3. For the comparison between D. melanogaster and D. simulans, could authors rule out the possibility that relatively young TEs (which may vary between individuals) could not be detected due to their variations? (As in case they observed within piRNA pathway depleted flies?) Does that result in underestimation of the difference between these strains?

4. The authors indicate that “genome occupancy only accounts for 6.2% of the total variation of piRNA counts” (line 653). If they focus not on the whole genome occupancy but occupancy within piRNA clusters, would the percentage increase?

5. According to Figure 6b, there seems to be regions of piRNA enrichment other than flam and 42AB. Could authors identify novel piRNA clusters using their dataset?

6. Could authors see the variation within increased insertions between individual cells? As whole, level of TEs such as ZAM and gtwin increased upon piRNA pathway depletion (Figure 7). Does this mean that these types of TEs are always effectively transposed or de-silenced upon piRNA pathway depletion? If so, is there any explanation why these types of TEs are selectively up regulated? Are ZAM and gtwin piRNAs major populations in follicle cells?

7. Are piRNA populations correlated with increase of insertions in G73? Could the authors compare for example gtwin piRNA populations in G0-F100 and G73?

Minor comments:

1. The correlation coefficient values indicated in the text can also be indicated in corresponding figures.

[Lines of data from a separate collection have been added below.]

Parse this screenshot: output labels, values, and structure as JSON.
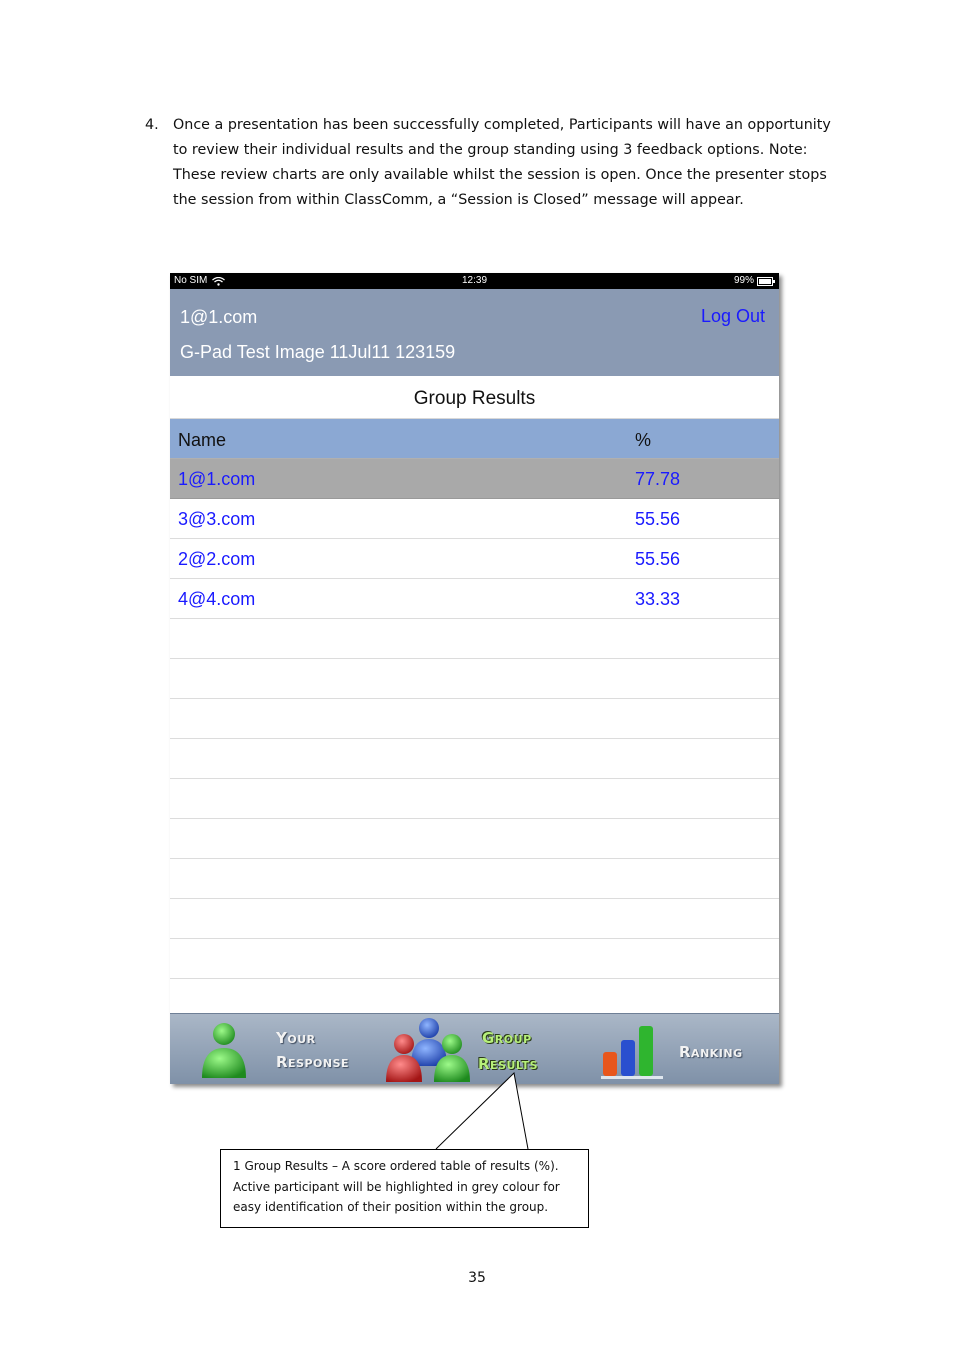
{
  "doc": {
    "step_number": "4.",
    "paragraph": "Once a presentation has been successfully completed, Participants will have an opportunity to review their individual results and the group standing using 3 feedback options.  Note: These review charts are only available whilst the session is open.  Once the presenter stops the session from within ClassComm, a “Session is Closed” message will appear.",
    "caption": "1  Group Results – A score ordered table of results (%). Active participant will be highlighted in grey colour for easy identification of their position within the group.",
    "page_number": "35"
  },
  "statusbar": {
    "carrier": "No SIM",
    "time": "12:39",
    "battery": "99%"
  },
  "header": {
    "user": "1@1.com",
    "session": "G-Pad Test Image 11Jul11 123159",
    "logout_label": "Log Out"
  },
  "table": {
    "title": "Group Results",
    "columns": [
      "Name",
      "%"
    ],
    "rows": [
      {
        "name": "1@1.com",
        "pct": "77.78",
        "active": true
      },
      {
        "name": "3@3.com",
        "pct": "55.56",
        "active": false
      },
      {
        "name": "2@2.com",
        "pct": "55.56",
        "active": false
      },
      {
        "name": "4@4.com",
        "pct": "33.33",
        "active": false
      }
    ]
  },
  "tabs": [
    {
      "line1": "Your",
      "line2": "Response",
      "icon": "person-icon"
    },
    {
      "line1": "Group",
      "line2": "Results",
      "icon": "group-icon"
    },
    {
      "line1": "Ranking",
      "icon": "bar-chart-icon"
    }
  ],
  "colors": {
    "header_bg": "#8a9ab3",
    "column_header_bg": "#8ba8d3",
    "active_row_bg": "#a9a9a9",
    "link_blue": "#1a1aff",
    "selected_tab_label": "#b7f07a"
  }
}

2. For Figures 2, 3, the colors between “ds” and “dm” is quite difficult to distinguish (this may rely on the computer display of individuals), could the authors clarify this?

3. For Figure 3, it is better to use the same maximum number for y-axis “insertion site numbers”, especially because authors want to compare each other and claim that ONT assembly has less insertion than that of illumina data. It is difficult to compare each other at glance, if they have different y-axis scale.

Author Response

Please see the attachment

Author Response File: Author Response.pdf

Round 2

Reviewer 2 Report

Although some of the questions remained unanswered due to technical difficulties, the manuscript has been improved due to the revisions made by the authors.